Jay-Z’s eight nominations without a win is second to only Paul McCartney’s nine in 1966 when he was with The Beatles.
Childish Gambino, the stage name of Donald Glover, won a Grammy for Best Traditional R&B Performance for “Redbone.” In the last year Glover has won a Grammy and an Emmy for his critically-acclaimed FX series “Atlanta.” This means he’s halfway to an EGOT (winning an Emmy, Grammy, Oscar and Tony.” By the way, so is previous Tony-winner Ben Platt, who was a part of the Best Musical Theater Album winning “Dear Evan Hansen.”
The Grammys love themselves some Bruno Mars. His seven wins were the most of any performer and he won every category in which he was nominated. “24K Magic” is his second Record of the Year winner in three years. He won with Mark Ronson for “Uptown Funk” in 2016. Mars has been nominated for Record of the Year more than anyone this decade with five nominations. The next closest artist is Taylor Swift with four.
The old guard of the music industry sure doesn’t seem to realize how much the public is tired of U2. All they would have to do is peruse social media to find that out.

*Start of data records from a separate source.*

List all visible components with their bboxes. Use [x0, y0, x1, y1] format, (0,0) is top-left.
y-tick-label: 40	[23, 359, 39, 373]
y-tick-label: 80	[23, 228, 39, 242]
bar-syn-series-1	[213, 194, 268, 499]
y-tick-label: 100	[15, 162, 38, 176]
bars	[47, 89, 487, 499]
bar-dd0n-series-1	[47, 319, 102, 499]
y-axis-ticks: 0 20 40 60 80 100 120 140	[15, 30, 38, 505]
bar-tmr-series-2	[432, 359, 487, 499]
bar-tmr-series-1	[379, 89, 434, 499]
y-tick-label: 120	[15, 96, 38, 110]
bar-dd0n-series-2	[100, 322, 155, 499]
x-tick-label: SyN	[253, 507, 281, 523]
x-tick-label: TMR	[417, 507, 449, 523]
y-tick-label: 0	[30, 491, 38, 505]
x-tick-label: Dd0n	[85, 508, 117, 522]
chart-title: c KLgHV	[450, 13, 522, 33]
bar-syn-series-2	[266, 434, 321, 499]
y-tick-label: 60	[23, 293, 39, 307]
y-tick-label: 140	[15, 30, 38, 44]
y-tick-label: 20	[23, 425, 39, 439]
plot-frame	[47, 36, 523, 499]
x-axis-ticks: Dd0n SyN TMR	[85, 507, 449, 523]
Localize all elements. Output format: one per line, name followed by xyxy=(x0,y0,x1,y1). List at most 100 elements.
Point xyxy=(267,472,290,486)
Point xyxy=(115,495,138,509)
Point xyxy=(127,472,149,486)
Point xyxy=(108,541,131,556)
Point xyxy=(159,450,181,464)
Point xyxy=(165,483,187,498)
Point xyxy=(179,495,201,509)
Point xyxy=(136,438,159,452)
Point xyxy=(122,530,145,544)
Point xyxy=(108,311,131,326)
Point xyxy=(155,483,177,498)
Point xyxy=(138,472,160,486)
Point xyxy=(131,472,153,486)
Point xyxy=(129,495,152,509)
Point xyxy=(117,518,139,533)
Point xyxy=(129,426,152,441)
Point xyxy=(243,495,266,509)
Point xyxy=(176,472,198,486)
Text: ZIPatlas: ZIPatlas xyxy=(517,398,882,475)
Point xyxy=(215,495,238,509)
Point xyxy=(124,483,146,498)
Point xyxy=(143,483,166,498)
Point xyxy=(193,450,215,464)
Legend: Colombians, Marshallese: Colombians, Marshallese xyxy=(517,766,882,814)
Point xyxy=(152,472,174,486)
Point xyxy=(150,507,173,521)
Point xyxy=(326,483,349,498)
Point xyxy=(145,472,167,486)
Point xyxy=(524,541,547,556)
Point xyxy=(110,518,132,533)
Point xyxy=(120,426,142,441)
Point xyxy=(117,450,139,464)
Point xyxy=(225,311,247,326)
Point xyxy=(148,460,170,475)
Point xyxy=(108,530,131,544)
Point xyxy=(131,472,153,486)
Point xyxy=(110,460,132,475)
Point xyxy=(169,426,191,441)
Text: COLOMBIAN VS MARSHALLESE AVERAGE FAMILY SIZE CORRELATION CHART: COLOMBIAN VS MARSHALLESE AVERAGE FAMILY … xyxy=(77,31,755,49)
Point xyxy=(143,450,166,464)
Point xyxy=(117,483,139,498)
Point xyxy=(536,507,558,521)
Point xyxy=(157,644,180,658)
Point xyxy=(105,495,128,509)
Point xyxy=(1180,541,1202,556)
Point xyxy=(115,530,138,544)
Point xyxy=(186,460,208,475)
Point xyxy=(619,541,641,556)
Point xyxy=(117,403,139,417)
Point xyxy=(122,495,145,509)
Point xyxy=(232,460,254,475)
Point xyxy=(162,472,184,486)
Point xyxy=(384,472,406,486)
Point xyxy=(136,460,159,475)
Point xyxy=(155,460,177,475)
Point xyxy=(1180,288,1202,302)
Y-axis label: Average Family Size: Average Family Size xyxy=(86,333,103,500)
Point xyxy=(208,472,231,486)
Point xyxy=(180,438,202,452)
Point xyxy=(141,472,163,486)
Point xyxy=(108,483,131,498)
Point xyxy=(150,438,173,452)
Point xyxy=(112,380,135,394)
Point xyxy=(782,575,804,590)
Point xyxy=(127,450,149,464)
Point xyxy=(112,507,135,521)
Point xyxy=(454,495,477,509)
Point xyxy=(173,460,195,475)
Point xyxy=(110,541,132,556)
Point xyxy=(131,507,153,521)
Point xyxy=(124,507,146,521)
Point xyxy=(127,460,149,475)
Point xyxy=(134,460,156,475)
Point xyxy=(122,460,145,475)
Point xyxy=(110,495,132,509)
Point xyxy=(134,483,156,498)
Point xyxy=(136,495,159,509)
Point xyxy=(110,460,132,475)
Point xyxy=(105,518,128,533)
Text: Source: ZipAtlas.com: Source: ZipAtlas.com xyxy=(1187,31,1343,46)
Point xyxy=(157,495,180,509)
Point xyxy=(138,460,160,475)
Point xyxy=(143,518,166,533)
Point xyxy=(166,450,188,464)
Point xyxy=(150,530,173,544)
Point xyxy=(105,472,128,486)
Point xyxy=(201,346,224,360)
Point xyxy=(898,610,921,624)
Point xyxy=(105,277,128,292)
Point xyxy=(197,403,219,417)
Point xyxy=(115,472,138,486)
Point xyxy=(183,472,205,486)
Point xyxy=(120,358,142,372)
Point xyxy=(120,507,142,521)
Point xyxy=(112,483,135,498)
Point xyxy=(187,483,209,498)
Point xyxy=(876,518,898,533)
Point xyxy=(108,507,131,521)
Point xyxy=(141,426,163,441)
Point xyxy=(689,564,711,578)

1. "Praying" by Kesha feat. Cyndi Lauper, Andra Day, Bebe Rexha, Camila Cabello & Julia Michaels
2. "Wildflowers" by Chris Stapleton & Emmylou Harris (Tom Petty Tribute/In Memoriam)
3. "Tiny Dancer" by Elton John & Miley Cyrus
4. "Joanne" & "Million Reasons" by Lady Gaga
5. "Tears in Heaven" by Eric Church, Maren Morris & Brothers Osborne (Tribute to Las Vegas Country Music Festival Victims)
6. "Ain't That a Shame" & "Maybellene" by Jon Batiste & Gary Clark Jr. (Fats Domino & Chuck Berry Tribute Medley)
7. "XXX," "DNA" & "King's Dead" by Kendrick Lamar
8. "Somewhere" by Ben Platt & "Don't Cry for Me Argentina" by Patti LuPone (Broadway Tribute)
9. "Wild Hearts Can't Be Broken" by Pink
10. "Better Man" by Little Big Town
11. "Terrified" by Childish Gambino
12. "Get Out of Your Own Way" by U2
13. "Englishman in New York" by Sting
14. "1-800-273-8255" by Logic, Alessia Cara & Khaled
15. "Broken Clocks" by SZA
16. "Finesse" by Bruno Mars feat. Cardi B.